Dès leur arrivée, la délégation du MRSF a présenté ses civilités aux autorités locales, notamment au chef de contrée et à la cheftaine du camp.
Dans son mot d’introduction, Blanche Lugoma a brièvement rappelé le but de la rencontre. Le but était d’échanger autour de la paix, de l’autonomisation de la femme et des questions sanitaires dans un contexte marqué par l’insécurité et la précarité.

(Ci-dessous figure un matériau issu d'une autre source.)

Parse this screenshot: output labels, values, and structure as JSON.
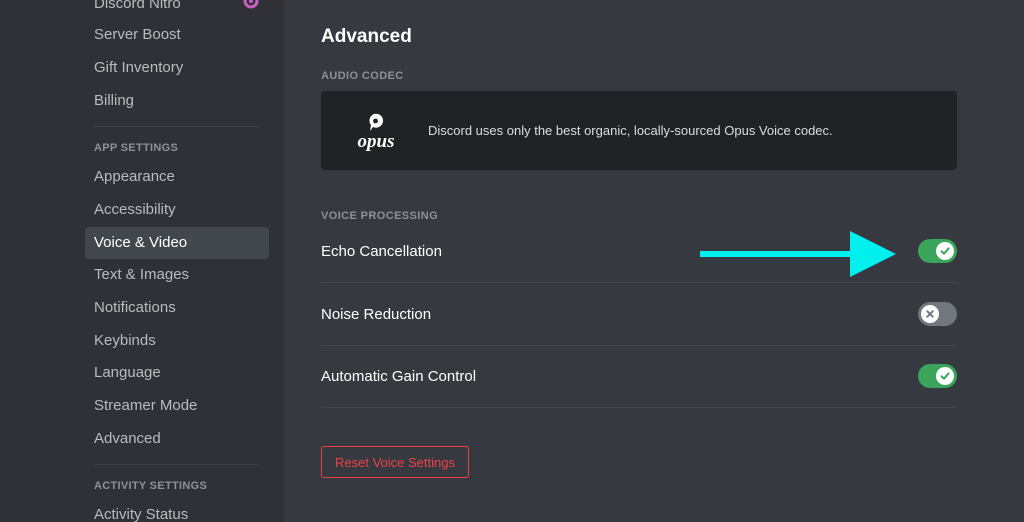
{
  "sidebar": {
    "nitro_label": "Discord Nitro",
    "items_top": [
      "Server Boost",
      "Gift Inventory",
      "Billing"
    ],
    "app_settings_header": "APP SETTINGS",
    "app_items": [
      "Appearance",
      "Accessibility",
      "Voice & Video",
      "Text & Images",
      "Notifications",
      "Keybinds",
      "Language",
      "Streamer Mode",
      "Advanced"
    ],
    "active_item": "Voice & Video",
    "activity_settings_header": "ACTIVITY SETTINGS",
    "activity_items": [
      "Activity Status"
    ]
  },
  "main": {
    "title": "Advanced",
    "audio_codec": {
      "label": "AUDIO CODEC",
      "logo_text": "opus",
      "description": "Discord uses only the best organic, locally-sourced Opus Voice codec."
    },
    "voice_processing": {
      "label": "VOICE PROCESSING",
      "settings": [
        {
          "label": "Echo Cancellation",
          "enabled": true
        },
        {
          "label": "Noise Reduction",
          "enabled": false
        },
        {
          "label": "Automatic Gain Control",
          "enabled": true
        }
      ]
    },
    "reset_button": "Reset Voice Settings"
  },
  "annotation": {
    "arrow_color": "#00f0f0",
    "arrow_target": "Echo Cancellation toggle"
  },
  "colors": {
    "toggle_on": "#3ba55c",
    "toggle_off": "#72767d",
    "danger": "#ed4245",
    "nitro": "#c760c4"
  }
}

Belinda Mongolara, coordonnatrice de l’Union Congolaise des Femmes des Médias, structure membre du MRSF, a souligné » l’importance du rôle des femmes déplacées dans la reconstruction de la paix, tout en insistant sur leur autonomisation économique et l’accès aux soins de santé de base ».
Le cri d’alarme lancé par les femmes du camp porte sur le manque d’assistance, la promiscuité, le besoin en soins médicaux et l’accès à des moyens de subsistance.
Le MRSF appelle les autorités congolaises, les partenaires techniques et financiers ainsi que les ONG à une réponse humanitaire coordonnée, inclusive et durable.
Il convient de noter que le camp de Katanika regroupe environ 11 400 personnes, réparties en 47 blocs, dont 1 710 hommes, 5 244 femmes et 4 446 enfants (2 853 filles et 1 593 garçons).
La Journée Internationale de la Femme Africaine 2025, dans ce contexte, prend tout son sens : un moment de solidarité, d’écoute et de mobilisation pour faire entendre la voix des femmes invisibles, mais résilientes.